Defintiv. Leider krieg ich zumindest CXL 2012 bei mir nichtmal gestartet. Direkt beim Starten der Verknüpfung bekomm ich eine Fehlermeldung ala "Die Side-by-Side Konfiguration ist fehlerhaft." Oder so. Laut Internet soll man die VCRedist Pakete alle installieren, hab ich auch gemacht, bringt nur garnix. 

Hat das Programm für die CPU-Zuweisung bei dir denn einen starken Unterschied gemacht?


----------



## Dr_Dunkel (13. März 2013)

*AW: Cities XL Platinum - Mehrkernunterstützung möglich?*

Hmmm, da würde ich dir gerne helfen, aber ich habe die Download Version von CXL Platinum.

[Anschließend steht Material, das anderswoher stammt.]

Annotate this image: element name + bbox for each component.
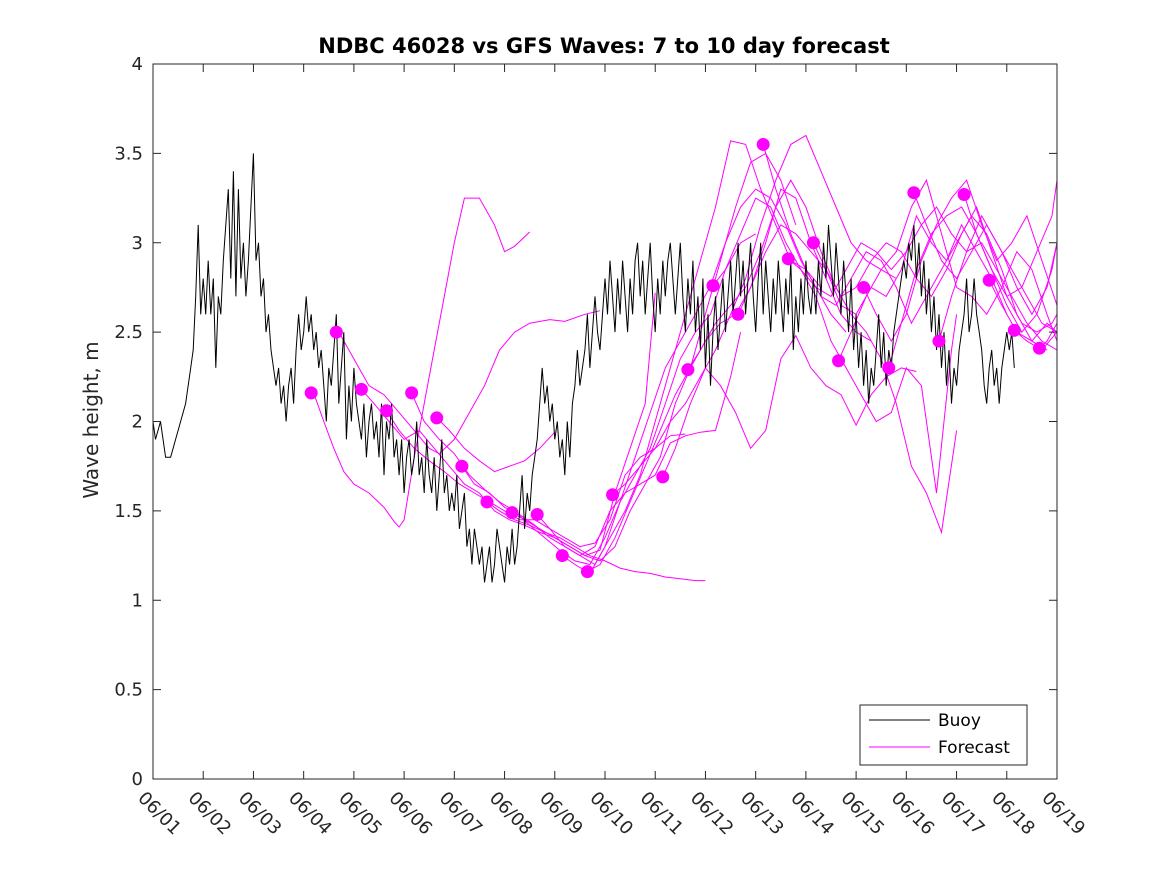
x-tick-label: 06/02 bbox=[184, 788, 236, 840]
forecast-line bbox=[812, 205, 1058, 333]
forecast-marker bbox=[505, 506, 519, 520]
forecast-line bbox=[562, 188, 847, 575]
x-tick-label: 06/12 bbox=[686, 788, 738, 840]
forecast-line bbox=[762, 144, 1048, 351]
forecast-line bbox=[963, 180, 1058, 298]
forecast-marker bbox=[882, 361, 896, 375]
forecast-marker bbox=[329, 325, 343, 339]
x-tick-label: 06/13 bbox=[736, 788, 788, 840]
buoy-line bbox=[152, 153, 1015, 583]
forecast-marker bbox=[781, 252, 795, 266]
forecast-marker bbox=[580, 565, 594, 579]
forecast-marker bbox=[806, 236, 820, 250]
x-tick-label: 06/06 bbox=[385, 788, 437, 840]
x-tick-label: 06/07 bbox=[435, 788, 487, 840]
y-tick-label: 2 bbox=[132, 412, 143, 433]
forecast-marker bbox=[304, 386, 318, 400]
forecast-marker bbox=[1007, 323, 1021, 337]
axes-box bbox=[152, 63, 1058, 780]
forecast-line bbox=[662, 334, 917, 478]
forecast-line bbox=[461, 331, 742, 557]
y-tick-label: 2.5 bbox=[114, 322, 143, 343]
x-tick-label: 06/03 bbox=[234, 788, 286, 840]
x-tick-label: 06/04 bbox=[284, 788, 336, 840]
x-tick-label: 06/18 bbox=[987, 788, 1039, 840]
forecast-marker bbox=[430, 411, 444, 425]
forecast-marker bbox=[455, 459, 469, 473]
forecast-marker bbox=[756, 137, 770, 151]
y-tick-label: 0 bbox=[132, 769, 143, 790]
forecast-marker bbox=[656, 470, 670, 484]
x-tick-label: 06/17 bbox=[937, 788, 989, 840]
legend-box bbox=[859, 704, 1028, 766]
forecast-marker bbox=[405, 386, 419, 400]
chart-title: NDBC 46028 vs GFS Waves: 7 to 10 day for… bbox=[318, 34, 889, 58]
y-tick-label: 0.5 bbox=[114, 680, 143, 701]
forecast-marker bbox=[731, 307, 745, 321]
legend-buoy-label: Buoy bbox=[938, 711, 981, 731]
y-tick-label: 3.5 bbox=[114, 143, 143, 164]
forecast-line bbox=[436, 417, 556, 473]
forecast-marker bbox=[832, 354, 846, 368]
forecast-marker bbox=[606, 488, 620, 502]
x-tick-label: 06/01 bbox=[133, 788, 185, 840]
x-tick-label: 06/15 bbox=[837, 788, 889, 840]
forecast-marker bbox=[555, 549, 569, 563]
legend: Buoy Forecast bbox=[859, 704, 1028, 766]
x-tick-label: 06/10 bbox=[585, 788, 637, 840]
y-tick-label: 4 bbox=[132, 54, 143, 75]
legend-forecast-label: Forecast bbox=[938, 738, 1010, 758]
forecast-line bbox=[313, 197, 531, 528]
forecast-line bbox=[938, 214, 1058, 342]
plot-area bbox=[152, 134, 1058, 583]
y-tick-label: 3 bbox=[132, 233, 143, 254]
forecast-marker bbox=[681, 363, 695, 377]
forecast-line bbox=[536, 140, 822, 566]
forecast-line bbox=[511, 152, 797, 562]
x-tick-label: 06/09 bbox=[535, 788, 587, 840]
x-tick-label: 06/05 bbox=[334, 788, 386, 840]
forecast-marker bbox=[982, 273, 996, 287]
forecast-line bbox=[587, 188, 872, 573]
forecast-line bbox=[988, 280, 1058, 342]
forecast-marker bbox=[907, 186, 921, 200]
y-tick-label: 1.5 bbox=[114, 501, 143, 522]
forecast-marker bbox=[1032, 341, 1046, 355]
forecast-marker bbox=[706, 279, 720, 293]
forecast-marker bbox=[530, 507, 544, 521]
forecast-line bbox=[612, 134, 897, 496]
forecast-line bbox=[787, 206, 1058, 351]
x-tick-label: 06/19 bbox=[1037, 788, 1089, 840]
x-tick-label: 06/08 bbox=[485, 788, 537, 840]
x-tick-label: 06/16 bbox=[887, 788, 939, 840]
x-tick-label: 06/14 bbox=[786, 788, 838, 840]
x-tick-label: 06/11 bbox=[636, 788, 688, 840]
y-tick-label: 1 bbox=[132, 590, 143, 611]
forecast-line bbox=[838, 178, 1058, 361]
forecast-marker bbox=[957, 187, 971, 201]
forecast-marker bbox=[354, 382, 368, 396]
forecast-line bbox=[687, 179, 958, 535]
forecast-line bbox=[712, 197, 958, 494]
forecast-marker bbox=[480, 495, 494, 509]
forecast-marker bbox=[932, 334, 946, 348]
y-axis-label: Wave height, m bbox=[79, 341, 103, 498]
forecast-marker bbox=[380, 404, 394, 418]
forecast-line bbox=[863, 179, 1058, 343]
forecast-marker bbox=[857, 280, 871, 294]
forecast-line bbox=[338, 310, 601, 455]
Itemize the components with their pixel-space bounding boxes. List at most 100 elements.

Also bringen tut es auf jeden Fall was. Ich habe einen i5 2500k auf 4,5GHz laufen. Und da sieht man schön wie 1 Kern ständig mit 100% läuft. Ab ca. 500K Einwohner wird es dann zur Ruckelpartie. Mit Cpu Control kannst du jedem einzelnen Programm beliebige CPU-Kerne zuteilen. Ich starte immer das Spiel, drücke Alt+Tab und starte das Tool und weise alle 4 Kerne zu. So sind dann 2-3 Kerne immer so ca. 30-50% ausgelastet und das Spiel läuft on the fly wieder flüssig. Nur eine Zeit später muss man eben kurz mal neustarten, da ja der von dir erwähnte Garbagecollector zum Tragen kommt.


----------



## Fexzz (13. März 2013)

*AW: Cities XL Platinum - Mehrkernunterstützung möglich?*



h.101 schrieb:


> Hmmm, da würde ich dir gerne helfen, aber ich habe die Download Version von CXL Platinum.
> 
> Also bringen tut es auf jeden Fall was. Ich habe einen i5 2500k auf 4,5GHz laufen. Und da sieht man schön wie 1 Kern ständig mit 100% läuft. Ab ca. 500K Einwohner wird es dann zur Ruckelpartie. Mit Cpu Control kannst du jedem einzelnen Programm beliebige CPU-Kerne zuteilen. Ich starte immer das Spiel, drücke Alt+Tab und starte das Tool und weise alle 4 Kerne zu. So sind dann 2-3 Kerne immer so ca. 30-50% ausgelastet und das Spiel läuft on the fly wieder flüssig. Nur eine Zeit später muss man eben kurz mal neustarten, da ja der von dir erwähnte Garbagecollector zum Tragen kommt.


 
Ah okay  Kleine Korrektur: Der Garbage Collector kommt eben nicht zum tragen, da die "Garbage Collection" eine Form der automatischen Speicherverwaltung ist, und da diese fehlt muss man eben das Spiel so oft neustarten, da der Ram dann vermutlich einfach voll ist.


----------



## Dr_Dunkel (13. März 2013)

*AW: Cities XL Platinum - Mehrkernunterstützung möglich?*

Nicht dass mir da was aufgefallen wäre, dass meine 16GB jemals voll gewesen wären...


----------



## Juli0x (3. Dezember 2013)

*AW: Cities XL Platinum - Mehrkernunterstützung möglich?*

Sorry falls ich den Thread jetzt wieder hochhole, aber ich spiele schon seit langem mit dem Gedanken mir das Spiel zu kaufen, wurde aber immer abgeschreckt davon, dass das Spiel ja durch die Einkernunterstützung ab 100 000  Einwohnern oder so nicht mehr flüssig läuft und wenig später gar nicht mehr spielbar ist.

1) Ist das immer noch so?
2) Falls ja, nützt/funktioniert diese von Dr_Dunkel empfohlene CPU-Control ?
3) (Trotzdem) Kaufempfehlung?

Danke und wäre über eine schnelle Antwort sehr dankbar


----------



## Dr_Dunkel (3. Dezember 2013)

*AW: Cities XL Platinum - Mehrkernunterstützung möglich?*

Hi Juli0x! Auf deine PN antworte ich mal hier, damit evtl. auch andere Interessenten was davon haben:

Also zu 1. Ja, leider ist CXL nach wie vor sehr schlecht optimiert und fängt nach einiger Zeit zu ruckeln an. Ich finde es persönlich sehr schade, da es in meinen Augen ansonsten die schönste und bei weitem umfangreichste Stadtbau-Sim ist.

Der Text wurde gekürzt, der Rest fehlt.